Et c’était bien son projet, car dès qu’il vit le lieutenant, il ne lui dit que ce mot :

« Viens. »

Au moment où tous les deux sortaient, je fus pris d’un irrésistible désir de les accompagner.

J’en parlai à Marc… Me comprit-il, je ne sais, dans l’état de prostration où il se trouvait. Je sortis. Les deux officiers étaient déjà sur le quai. Les passants effarés regardaient l’hôtel avec un effroi mêlé d’horreur. N’était-ce pas de là que s’échappait cette tempête d’épouvante qui bouleversait la ville ?…

À mon arrivée, le capitaine Haralan me regarda, sans peut-être s’apercevoir de ma présence.

« Vous venez avec nous, monsieur Vidal, me dit le lieutenant Armgard.

– Oui, et vous allez ?… »

Cette question resta sans réponse. Où on allait ?… mais au hasard… et le hasard ne serait-il pas le plus sûr guide que nous puissions suivre ?…

Nous marchions d’un pas incertain, sans échanger une parole.

Après avoir traversé la place Magyare et remonté la rue du Prince Miloch, nous fîmes le tour de la place Saint-Michel sous ses arcades. Parfois, le capitaine Haralan s’arrêtait comme si ses pieds eussent été cloués au sol. Puis il reprenait sa marche indécise.

Au fond de la place, je regardai la cathédrale, ses portes fermées, ses cloches muettes, sinistre au milieu de cet abandon, et qui n’avait pas encore été rendue au culte des fidèles…

En tournant à gauche, nous passâmes derrière le chevet, et, après une courte hésitation, le capitaine Haralan prit la rue Bihar.

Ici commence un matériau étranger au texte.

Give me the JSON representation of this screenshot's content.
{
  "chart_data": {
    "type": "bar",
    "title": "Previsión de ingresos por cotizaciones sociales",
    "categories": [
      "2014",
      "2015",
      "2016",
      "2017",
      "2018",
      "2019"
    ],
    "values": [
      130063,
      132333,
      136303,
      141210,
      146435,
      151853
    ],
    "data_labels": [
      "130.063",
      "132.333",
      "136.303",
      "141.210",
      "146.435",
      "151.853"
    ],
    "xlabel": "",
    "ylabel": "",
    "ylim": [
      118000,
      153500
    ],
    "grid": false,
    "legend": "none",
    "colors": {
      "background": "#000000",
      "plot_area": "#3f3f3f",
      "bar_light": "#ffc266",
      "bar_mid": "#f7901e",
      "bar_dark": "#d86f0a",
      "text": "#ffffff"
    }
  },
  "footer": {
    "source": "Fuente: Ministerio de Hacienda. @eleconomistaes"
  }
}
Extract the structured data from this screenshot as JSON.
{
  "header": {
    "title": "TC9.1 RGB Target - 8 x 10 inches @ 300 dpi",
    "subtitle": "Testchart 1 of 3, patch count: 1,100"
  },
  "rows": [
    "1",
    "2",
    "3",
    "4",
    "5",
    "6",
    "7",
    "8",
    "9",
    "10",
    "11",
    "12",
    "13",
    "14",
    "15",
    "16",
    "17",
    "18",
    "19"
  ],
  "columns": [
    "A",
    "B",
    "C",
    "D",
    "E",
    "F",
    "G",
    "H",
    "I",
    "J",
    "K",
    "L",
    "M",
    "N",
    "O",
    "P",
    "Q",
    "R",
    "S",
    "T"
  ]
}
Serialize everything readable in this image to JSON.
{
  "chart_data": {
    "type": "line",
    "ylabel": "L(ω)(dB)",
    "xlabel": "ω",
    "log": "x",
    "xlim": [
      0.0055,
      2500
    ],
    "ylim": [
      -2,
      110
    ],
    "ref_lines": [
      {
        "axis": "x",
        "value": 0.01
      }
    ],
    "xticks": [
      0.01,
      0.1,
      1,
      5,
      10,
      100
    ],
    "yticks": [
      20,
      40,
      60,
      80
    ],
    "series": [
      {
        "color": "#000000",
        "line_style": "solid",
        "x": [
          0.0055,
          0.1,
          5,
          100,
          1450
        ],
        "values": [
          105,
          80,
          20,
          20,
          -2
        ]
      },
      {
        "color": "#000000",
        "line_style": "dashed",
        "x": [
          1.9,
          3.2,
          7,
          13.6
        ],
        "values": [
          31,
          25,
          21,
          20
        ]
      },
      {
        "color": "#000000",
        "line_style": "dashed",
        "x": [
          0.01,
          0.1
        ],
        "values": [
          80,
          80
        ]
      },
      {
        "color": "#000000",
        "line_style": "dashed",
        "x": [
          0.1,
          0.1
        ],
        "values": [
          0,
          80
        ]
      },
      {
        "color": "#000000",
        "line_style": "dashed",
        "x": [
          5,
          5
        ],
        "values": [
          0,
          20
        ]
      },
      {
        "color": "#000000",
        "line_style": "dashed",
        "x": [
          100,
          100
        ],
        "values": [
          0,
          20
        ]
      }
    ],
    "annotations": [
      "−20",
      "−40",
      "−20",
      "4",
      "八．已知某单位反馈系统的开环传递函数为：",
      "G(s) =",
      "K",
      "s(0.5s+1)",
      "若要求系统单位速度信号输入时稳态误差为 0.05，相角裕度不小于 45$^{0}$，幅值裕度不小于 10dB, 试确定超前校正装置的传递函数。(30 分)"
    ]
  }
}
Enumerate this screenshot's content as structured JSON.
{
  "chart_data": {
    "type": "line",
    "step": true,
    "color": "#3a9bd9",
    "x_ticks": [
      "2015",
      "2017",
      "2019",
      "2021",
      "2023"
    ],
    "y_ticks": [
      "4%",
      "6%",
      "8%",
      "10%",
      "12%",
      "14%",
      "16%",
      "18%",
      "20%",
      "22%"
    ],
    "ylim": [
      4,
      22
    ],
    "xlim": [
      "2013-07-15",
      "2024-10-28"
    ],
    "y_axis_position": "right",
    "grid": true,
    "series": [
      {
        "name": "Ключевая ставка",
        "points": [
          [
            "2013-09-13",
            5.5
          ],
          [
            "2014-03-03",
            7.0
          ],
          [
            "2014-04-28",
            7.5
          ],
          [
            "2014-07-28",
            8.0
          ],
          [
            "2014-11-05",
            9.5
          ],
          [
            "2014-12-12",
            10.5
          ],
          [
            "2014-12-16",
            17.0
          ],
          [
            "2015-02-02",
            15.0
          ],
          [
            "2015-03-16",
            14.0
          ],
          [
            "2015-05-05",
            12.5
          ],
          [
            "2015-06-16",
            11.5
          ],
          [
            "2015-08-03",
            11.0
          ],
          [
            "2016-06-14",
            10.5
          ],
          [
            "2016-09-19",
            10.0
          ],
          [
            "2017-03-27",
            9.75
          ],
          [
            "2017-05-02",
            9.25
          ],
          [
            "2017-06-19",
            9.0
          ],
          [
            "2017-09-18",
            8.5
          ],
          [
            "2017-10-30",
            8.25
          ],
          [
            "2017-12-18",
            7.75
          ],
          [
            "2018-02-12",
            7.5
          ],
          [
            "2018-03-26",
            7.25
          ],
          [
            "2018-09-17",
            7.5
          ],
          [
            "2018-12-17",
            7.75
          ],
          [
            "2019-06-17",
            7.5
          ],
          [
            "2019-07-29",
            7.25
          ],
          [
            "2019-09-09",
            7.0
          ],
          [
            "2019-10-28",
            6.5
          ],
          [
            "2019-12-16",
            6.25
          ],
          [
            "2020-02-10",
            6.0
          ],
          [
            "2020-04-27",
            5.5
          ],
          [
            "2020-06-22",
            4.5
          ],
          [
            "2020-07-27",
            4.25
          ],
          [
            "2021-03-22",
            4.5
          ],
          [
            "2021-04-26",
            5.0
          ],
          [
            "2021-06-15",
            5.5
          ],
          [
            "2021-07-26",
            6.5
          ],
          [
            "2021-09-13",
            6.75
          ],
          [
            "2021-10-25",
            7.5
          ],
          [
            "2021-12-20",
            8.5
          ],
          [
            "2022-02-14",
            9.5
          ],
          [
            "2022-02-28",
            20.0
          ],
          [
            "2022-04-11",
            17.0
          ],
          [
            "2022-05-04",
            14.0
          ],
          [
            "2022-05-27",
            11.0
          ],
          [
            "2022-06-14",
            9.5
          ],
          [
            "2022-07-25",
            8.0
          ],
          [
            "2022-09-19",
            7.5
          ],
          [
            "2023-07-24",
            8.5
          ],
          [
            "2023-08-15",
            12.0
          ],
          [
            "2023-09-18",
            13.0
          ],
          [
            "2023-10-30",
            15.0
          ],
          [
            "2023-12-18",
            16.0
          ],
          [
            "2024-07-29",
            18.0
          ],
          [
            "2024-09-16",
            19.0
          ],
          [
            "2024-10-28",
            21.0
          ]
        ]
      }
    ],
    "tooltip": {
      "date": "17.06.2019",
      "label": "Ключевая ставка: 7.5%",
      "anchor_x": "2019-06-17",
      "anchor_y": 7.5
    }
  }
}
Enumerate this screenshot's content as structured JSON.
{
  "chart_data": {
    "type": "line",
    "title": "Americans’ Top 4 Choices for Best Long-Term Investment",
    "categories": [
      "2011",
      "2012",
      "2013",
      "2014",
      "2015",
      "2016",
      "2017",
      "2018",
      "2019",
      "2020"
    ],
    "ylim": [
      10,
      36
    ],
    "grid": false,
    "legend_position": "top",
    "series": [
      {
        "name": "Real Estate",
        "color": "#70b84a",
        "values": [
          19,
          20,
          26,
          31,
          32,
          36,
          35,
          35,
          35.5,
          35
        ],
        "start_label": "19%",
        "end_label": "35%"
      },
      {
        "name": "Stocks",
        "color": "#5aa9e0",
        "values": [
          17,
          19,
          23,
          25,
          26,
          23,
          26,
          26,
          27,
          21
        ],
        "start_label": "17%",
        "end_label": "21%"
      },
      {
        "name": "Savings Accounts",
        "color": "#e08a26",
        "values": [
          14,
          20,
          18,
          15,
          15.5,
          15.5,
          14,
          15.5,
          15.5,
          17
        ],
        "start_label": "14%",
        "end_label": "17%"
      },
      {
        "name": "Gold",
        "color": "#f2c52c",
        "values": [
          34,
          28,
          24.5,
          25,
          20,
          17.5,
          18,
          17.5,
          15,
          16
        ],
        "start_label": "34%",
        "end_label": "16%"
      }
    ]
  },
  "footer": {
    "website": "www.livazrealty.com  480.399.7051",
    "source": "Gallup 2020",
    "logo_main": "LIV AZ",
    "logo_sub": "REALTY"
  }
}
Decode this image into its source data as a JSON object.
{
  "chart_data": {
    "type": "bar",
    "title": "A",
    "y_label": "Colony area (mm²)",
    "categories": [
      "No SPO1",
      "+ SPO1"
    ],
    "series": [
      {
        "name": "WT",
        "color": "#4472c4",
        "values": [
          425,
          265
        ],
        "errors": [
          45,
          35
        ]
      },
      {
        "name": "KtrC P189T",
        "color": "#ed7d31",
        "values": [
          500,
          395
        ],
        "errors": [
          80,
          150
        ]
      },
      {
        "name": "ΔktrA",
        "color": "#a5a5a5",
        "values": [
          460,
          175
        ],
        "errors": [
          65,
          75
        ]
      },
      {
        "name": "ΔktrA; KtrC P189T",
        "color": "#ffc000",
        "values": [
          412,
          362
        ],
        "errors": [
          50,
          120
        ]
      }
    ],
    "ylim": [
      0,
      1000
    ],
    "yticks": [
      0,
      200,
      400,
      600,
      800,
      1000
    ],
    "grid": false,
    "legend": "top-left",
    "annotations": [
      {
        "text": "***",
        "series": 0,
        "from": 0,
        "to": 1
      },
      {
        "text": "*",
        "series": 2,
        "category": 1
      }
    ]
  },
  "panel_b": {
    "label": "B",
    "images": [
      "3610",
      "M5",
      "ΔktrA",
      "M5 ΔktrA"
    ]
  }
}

Il était comme mort, ce quartier aristocratique de Ragz, à peine quelques passants hâtifs, la plupart des hôtels fenêtres closes, comme en un jour de deuil public.

À l’extrémité de la rue, dans toute son étendue, le boulevard Téléki était désert ou plutôt déserté. On n’y passait plus depuis l’incendie de la maison Storitz.

Quelle direction allait prendre le capitaine Haralan, vers le haut de la ville, du côté du château, ou vers le quai Bathiany, du côté du Danube ?…

Soudain, un cri s’échappa de sa bouche :

« Là… là… », répétait-il, l’œil ardent, la main tendue vers les ruines qui fumaient encore…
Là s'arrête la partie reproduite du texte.